Guna menjawab pertanyaan publik tersebut, Polda NTB akhirnya mengurai curhatan dari korban hingga kronologi pemerkosaan yang dilakukan Agus Buntung.
Andre Safutra selaku kuasa hukum korban berinisial MA membeberkan modus yang diduga digunakan pelaku hingga memerkosa MA. Dugaan pemerkosaan itu sendiri terjadi pada Senin, 7 Oktober 2024 lalu, ketika korban sedang membuat video di Taman Udayana, Mataram.

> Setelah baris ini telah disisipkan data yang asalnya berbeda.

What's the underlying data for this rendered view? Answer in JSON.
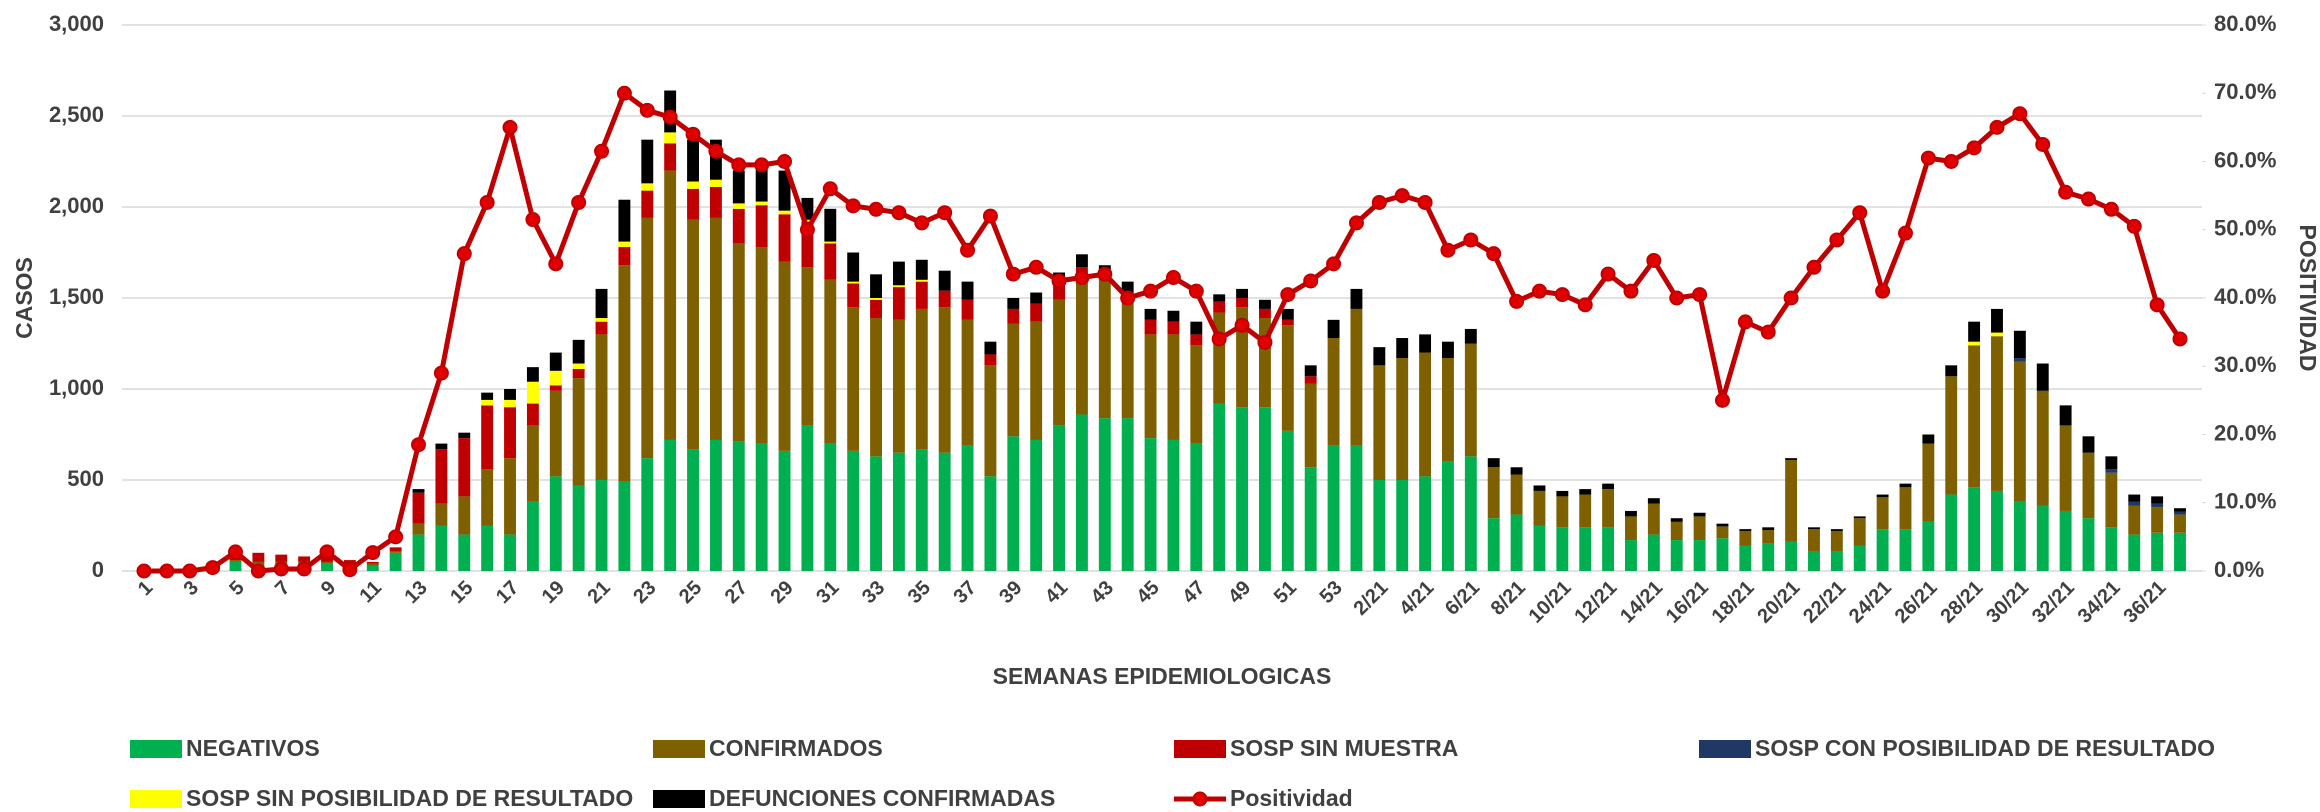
{
  "chart_data": {
    "type": "bar",
    "stacked": true,
    "x_label": "SEMANAS EPIDEMIOLOGICAS",
    "y_label": "CASOS",
    "y2_label": "POSITIVIDAD",
    "categories": [
      "1",
      null,
      "3",
      null,
      "5",
      null,
      "7",
      null,
      "9",
      null,
      "11",
      null,
      "13",
      null,
      "15",
      null,
      "17",
      null,
      "19",
      null,
      "21",
      null,
      "23",
      null,
      "25",
      null,
      "27",
      null,
      "29",
      null,
      "31",
      null,
      "33",
      null,
      "35",
      null,
      "37",
      null,
      "39",
      null,
      "41",
      null,
      "43",
      null,
      "45",
      null,
      "47",
      null,
      "49",
      null,
      "51",
      null,
      "53",
      null,
      "2/21",
      null,
      "4/21",
      null,
      "6/21",
      null,
      "8/21",
      null,
      "10/21",
      null,
      "12/21",
      null,
      "14/21",
      null,
      "16/21",
      null,
      "18/21",
      null,
      "20/21",
      null,
      "22/21",
      null,
      "24/21",
      null,
      "26/21",
      null,
      "28/21",
      null,
      "30/21",
      null,
      "32/21",
      null,
      "34/21",
      null,
      "36/21",
      null
    ],
    "series": [
      {
        "name": "NEGATIVOS",
        "color": "#00b050",
        "values": [
          5,
          5,
          10,
          15,
          50,
          20,
          20,
          30,
          40,
          30,
          30,
          100,
          200,
          250,
          200,
          250,
          200,
          380,
          520,
          470,
          500,
          490,
          620,
          720,
          670,
          720,
          710,
          700,
          660,
          800,
          700,
          660,
          630,
          650,
          670,
          650,
          690,
          520,
          740,
          720,
          800,
          860,
          840,
          840,
          730,
          720,
          700,
          920,
          900,
          900,
          770,
          570,
          690,
          690,
          500,
          500,
          520,
          600,
          630,
          290,
          310,
          250,
          240,
          240,
          240,
          170,
          200,
          170,
          170,
          180,
          140,
          150,
          160,
          110,
          110,
          140,
          230,
          230,
          270,
          420,
          460,
          440,
          380,
          360,
          330,
          290,
          240,
          200,
          210,
          210
        ]
      },
      {
        "name": "CONFIRMADOS",
        "color": "#7f6000",
        "values": [
          0,
          0,
          0,
          5,
          10,
          30,
          30,
          20,
          10,
          10,
          10,
          10,
          60,
          120,
          210,
          310,
          420,
          420,
          470,
          590,
          800,
          1190,
          1320,
          1480,
          1260,
          1220,
          1090,
          1080,
          1040,
          870,
          900,
          790,
          760,
          730,
          770,
          800,
          690,
          610,
          620,
          650,
          690,
          760,
          760,
          630,
          570,
          580,
          540,
          500,
          550,
          490,
          580,
          460,
          590,
          750,
          630,
          670,
          680,
          570,
          620,
          280,
          220,
          190,
          170,
          180,
          210,
          130,
          170,
          100,
          130,
          65,
          80,
          75,
          450,
          120,
          110,
          150,
          175,
          230,
          430,
          650,
          780,
          850,
          770,
          630,
          470,
          360,
          300,
          160,
          140,
          100
        ]
      },
      {
        "name": "SOSP SIN MUESTRA",
        "color": "#c00000",
        "values": [
          0,
          0,
          0,
          0,
          10,
          50,
          40,
          30,
          20,
          20,
          10,
          20,
          170,
          300,
          320,
          350,
          280,
          120,
          30,
          50,
          70,
          100,
          150,
          150,
          170,
          170,
          190,
          230,
          260,
          250,
          200,
          130,
          100,
          180,
          150,
          90,
          110,
          60,
          80,
          100,
          80,
          50,
          40,
          60,
          80,
          70,
          60,
          60,
          50,
          50,
          30,
          40,
          0,
          0,
          0,
          0,
          0,
          0,
          0,
          0,
          0,
          0,
          0,
          0,
          0,
          0,
          0,
          0,
          0,
          0,
          0,
          0,
          0,
          0,
          0,
          0,
          0,
          0,
          0,
          0,
          0,
          0,
          0,
          0,
          0,
          0,
          0,
          0,
          0,
          0
        ]
      },
      {
        "name": "SOSP CON POSIBILIDAD DE RESULTADO",
        "color": "#1f3864",
        "values": [
          0,
          0,
          0,
          0,
          0,
          0,
          0,
          0,
          0,
          0,
          0,
          0,
          0,
          0,
          0,
          0,
          0,
          0,
          0,
          0,
          0,
          0,
          0,
          0,
          0,
          0,
          0,
          0,
          0,
          0,
          0,
          0,
          0,
          0,
          0,
          0,
          0,
          0,
          0,
          0,
          0,
          0,
          0,
          0,
          0,
          0,
          0,
          0,
          0,
          0,
          0,
          0,
          0,
          0,
          0,
          0,
          0,
          0,
          0,
          0,
          0,
          0,
          0,
          0,
          0,
          0,
          0,
          0,
          0,
          0,
          0,
          0,
          0,
          0,
          0,
          0,
          0,
          0,
          0,
          0,
          0,
          0,
          20,
          0,
          0,
          0,
          20,
          20,
          20,
          15
        ]
      },
      {
        "name": "SOSP SIN POSIBILIDAD DE RESULTADO",
        "color": "#ffff00",
        "values": [
          0,
          0,
          0,
          0,
          0,
          0,
          0,
          0,
          0,
          0,
          0,
          0,
          0,
          0,
          0,
          30,
          40,
          120,
          80,
          30,
          20,
          30,
          40,
          60,
          40,
          40,
          30,
          20,
          20,
          10,
          10,
          10,
          10,
          10,
          10,
          0,
          0,
          0,
          0,
          0,
          0,
          0,
          0,
          0,
          0,
          0,
          0,
          0,
          0,
          0,
          0,
          0,
          0,
          0,
          0,
          0,
          0,
          0,
          0,
          0,
          0,
          0,
          0,
          0,
          0,
          0,
          0,
          0,
          0,
          0,
          0,
          0,
          0,
          0,
          0,
          0,
          0,
          0,
          0,
          0,
          20,
          20,
          0,
          0,
          0,
          0,
          0,
          0,
          0,
          0
        ]
      },
      {
        "name": "DEFUNCIONES CONFIRMADAS",
        "color": "#000000",
        "values": [
          0,
          0,
          0,
          0,
          0,
          0,
          0,
          0,
          0,
          0,
          0,
          0,
          20,
          30,
          30,
          40,
          60,
          80,
          100,
          130,
          160,
          230,
          240,
          230,
          230,
          220,
          180,
          180,
          220,
          120,
          180,
          160,
          130,
          130,
          110,
          110,
          100,
          70,
          60,
          60,
          70,
          70,
          40,
          60,
          60,
          60,
          70,
          40,
          50,
          50,
          60,
          60,
          100,
          110,
          100,
          110,
          100,
          90,
          80,
          50,
          40,
          30,
          30,
          30,
          30,
          30,
          30,
          20,
          20,
          15,
          10,
          15,
          10,
          10,
          10,
          10,
          15,
          20,
          50,
          60,
          110,
          130,
          150,
          150,
          110,
          90,
          70,
          40,
          40,
          20
        ]
      },
      {
        "name": "Positividad",
        "color": "#c00000",
        "type": "line",
        "axis": "y2",
        "values": [
          0,
          0,
          0,
          0.5,
          2.8,
          0,
          0.3,
          0.3,
          2.8,
          0.2,
          2.7,
          5,
          18.5,
          29,
          46.5,
          54,
          65,
          51.5,
          45,
          54,
          61.5,
          70,
          67.5,
          66.5,
          64,
          61.5,
          59.5,
          59.5,
          60,
          50,
          56,
          53.5,
          53,
          52.5,
          51,
          52.5,
          47,
          52,
          43.5,
          44.5,
          42.5,
          43,
          43.5,
          40,
          41,
          43,
          41,
          34,
          36,
          33.5,
          40.5,
          42.5,
          45,
          51,
          54,
          55,
          54,
          47,
          48.5,
          46.5,
          39.5,
          41,
          40.5,
          39,
          43.5,
          41,
          45.5,
          40,
          40.5,
          25,
          36.5,
          35,
          40,
          44.5,
          48.5,
          52.5,
          41,
          49.5,
          60.5,
          60,
          62,
          65,
          67,
          62.5,
          55.5,
          54.5,
          53,
          50.5,
          39,
          34
        ]
      }
    ],
    "ylim": [
      0,
      3000
    ],
    "yticks": [
      0,
      500,
      {
        "value": 1000,
        "label": "1,000"
      },
      {
        "value": 1500,
        "label": "1,500"
      },
      {
        "value": 2000,
        "label": "2,000"
      },
      {
        "value": 2500,
        "label": "2,500"
      },
      {
        "value": 3000,
        "label": "3,000"
      }
    ],
    "y2lim": [
      0,
      80
    ],
    "y2ticks": [
      {
        "value": 0,
        "label": "0.0%"
      },
      {
        "value": 10,
        "label": "10.0%"
      },
      {
        "value": 20,
        "label": "20.0%"
      },
      {
        "value": 30,
        "label": "30.0%"
      },
      {
        "value": 40,
        "label": "40.0%"
      },
      {
        "value": 50,
        "label": "50.0%"
      },
      {
        "value": 60,
        "label": "60.0%"
      },
      {
        "value": 70,
        "label": "70.0%"
      },
      {
        "value": 80,
        "label": "80.0%"
      }
    ],
    "grid": true,
    "legend": "bottom"
  }
}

"Saat itu korban membuat video di area jogging Taman Udayana sekitar pukul 08.00 WITA. Dihampiri IWAS lalu berkenalan dengan korban," cerita Andre
Kemudian IWAS mengajak korban ke bagian utara taman tersebut. Di sana, mereka melihat ada pasangan muda-mudi berciuman. Hal itu membuat MA teringat pada mantan kekasihnya, lalu menangis. Kata Andre, situasi itu dimanfaatkan IWAS untuk mengorek masa lalu korban.
"Korban tiba-tiba syok dan menangis. Pelaku lalu menanyakan kamu menangis karena ada masa lalu dengan mantan kekasihmu. Di sana pelaku lalu memojokkan korban dengan mengulik masa lalu korban dengan tebakan-tebakan pelaku," lanjutnya.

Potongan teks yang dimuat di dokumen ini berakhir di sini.